Johns Hopkins scientists have found a way to predict with a simple blood test which people may be at higher than normal risk for the most common form of colon cancer. The research, described in the March 14 issue of Science, focuses on genetic "red flags" housed not in the sequence of the DNA building blocks themselves but in other subtle modifications made to the genetic code.
"We hope these findings will have the ability to identify people at increased risk for colon cancer, follow them closely and prevent disease or at least catch it early, similar to the approach doctors use in identifying patients at risk of heart disease," says Andrew P. Feinberg, the King Fahd Professor of Medicine in the Kimmel Cancer Center at Johns Hopkins.
At present, the genetic marker blood tests are for research purposes only, Feinberg emphasized. "More efficient tests will take several more years at least to develop," said Feinberg, who with Hengmi Cui and Marcia Cruz-Correa led the study. "We also need to follow patients over time to see if they develop cancer after the test is positive," he says.
Prior research at Johns Hopkins and elsewhere has identified genetic mutations linked specifically to hereditary forms of colon cancer. The genetic information uncovered in this study applies to the much more common forms of colon cancer that occur sporadically among the general population. An estimated 155,000 cases are diagnosed annually in the United States.
Earlier work by the Feinberg team has shown that a form of gene silencing called loss of imprinting, or LOI, in a growth-promoting gene called IGF2 (for insulin-like growth factor) is one of the first genetic defects that happen in up to 40 percent of colon cancers. In the new study, the researchers found IGF2-related LOI present in blood samples as well as in colon tissue.
In an analysis of blood samples from 172 individuals who had a colonoscopy, a total of 25 with various family and personal histories of colon cancer and polyps showed LOI in their blood. Results found that those with a family history of colon cancer were more than five times more likely to have LOI markers than those with no such family history. In individuals found to have polyps, odds were nearly three and a half times more likely to have LOI markers present in the blood. Individuals with a personal history of colon cancer were nearly 22 times more likely to have LOI markers. Additional data in the current study shows that in all 25 individuals whose blood was positive for LOI markers, the markers also were found in tissue on the left and right sides of the colon.
Loss of imprinting is a phenomenon linked to several types of childhood and adult cancers, as well as other diseases and syndromes. It occurs when the "wrong" gene copy gains or loses its "voice."
Normally two copies of each gene are inherited, one from the mother and one from the father; one of these copies is turned off, leaving the other "on." For imprinted genes, the copy that is turned off is always inherited from the same parent, either the mom or the dad, depending on the gene.
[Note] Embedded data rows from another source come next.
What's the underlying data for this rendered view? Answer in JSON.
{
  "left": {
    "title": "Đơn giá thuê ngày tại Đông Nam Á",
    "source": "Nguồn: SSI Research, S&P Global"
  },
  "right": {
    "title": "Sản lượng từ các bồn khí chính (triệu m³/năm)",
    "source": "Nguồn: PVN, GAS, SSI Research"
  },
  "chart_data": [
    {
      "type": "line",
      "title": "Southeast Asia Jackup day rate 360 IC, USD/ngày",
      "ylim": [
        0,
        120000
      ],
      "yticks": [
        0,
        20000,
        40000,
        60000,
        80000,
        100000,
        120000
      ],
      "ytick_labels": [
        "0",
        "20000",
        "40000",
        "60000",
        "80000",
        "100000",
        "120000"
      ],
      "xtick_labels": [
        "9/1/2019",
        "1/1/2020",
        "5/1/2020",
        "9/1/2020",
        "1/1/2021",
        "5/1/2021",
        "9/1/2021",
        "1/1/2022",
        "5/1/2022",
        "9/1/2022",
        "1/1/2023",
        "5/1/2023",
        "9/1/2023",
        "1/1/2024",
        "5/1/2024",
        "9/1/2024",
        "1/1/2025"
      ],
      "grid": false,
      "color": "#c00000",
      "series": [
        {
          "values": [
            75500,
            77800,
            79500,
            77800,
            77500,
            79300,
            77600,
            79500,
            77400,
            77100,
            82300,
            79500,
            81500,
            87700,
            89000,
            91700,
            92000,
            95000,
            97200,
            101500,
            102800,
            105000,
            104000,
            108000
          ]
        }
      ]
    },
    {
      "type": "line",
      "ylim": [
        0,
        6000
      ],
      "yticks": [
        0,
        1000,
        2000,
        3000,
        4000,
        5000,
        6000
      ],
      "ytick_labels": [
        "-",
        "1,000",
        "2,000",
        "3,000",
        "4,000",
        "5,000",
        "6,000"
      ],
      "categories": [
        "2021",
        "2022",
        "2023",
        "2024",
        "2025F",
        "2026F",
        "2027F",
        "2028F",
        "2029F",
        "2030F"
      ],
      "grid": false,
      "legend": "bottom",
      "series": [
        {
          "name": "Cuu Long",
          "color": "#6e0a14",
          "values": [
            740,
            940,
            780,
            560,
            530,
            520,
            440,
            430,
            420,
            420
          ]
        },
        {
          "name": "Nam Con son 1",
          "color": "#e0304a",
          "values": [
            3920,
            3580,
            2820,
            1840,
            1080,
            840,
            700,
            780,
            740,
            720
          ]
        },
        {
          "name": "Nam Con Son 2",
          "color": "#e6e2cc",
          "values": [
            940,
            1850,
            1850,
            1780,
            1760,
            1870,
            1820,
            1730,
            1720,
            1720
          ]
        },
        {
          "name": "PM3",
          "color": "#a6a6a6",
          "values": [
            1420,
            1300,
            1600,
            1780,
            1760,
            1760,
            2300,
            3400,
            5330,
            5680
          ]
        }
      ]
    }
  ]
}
But if a gene copy loses its imprinting marks and is incorrectly activated or silenced, cancer and other diseases may result.
"It's a battle of the sexes inside the genome, and each gene copy encodes different instructions to the cell," Feinberg says. "When you have LOI of the IGF2 gene in colon cancer, the mother's gene copy gets turned on by mistake and the cell gets a double dose of abnormal cell growth."
Feinberg's team found that the maternal copy of the IGF2 gene gets incorrectly activated by removing small methyl groups attached to certain areas of the gene, a process called hypomethylation. Investigators are hopeful, he says, that they can find drugs to reverse this process and potentially prevent cancer. Imprinting and methylation are two elements of a larger field of research called epigenetics, which refers to changes to genes other than in the DNA sequence itself.
Since epigenetic influences tend to change over time, Feinberg plans to study a larger group of patients and follow them to confirm that LOI occurs before someone gets the disease. "It is possible that different people may be susceptible at different rates to acquiring an epigenetic change," he says. "This might help to explain why we see chronic diseases more commonly in adults and longer-lived species."
Funding for this study was provided by the National Cancer Institute and the Maryland Cigarette Restitution Fund Program.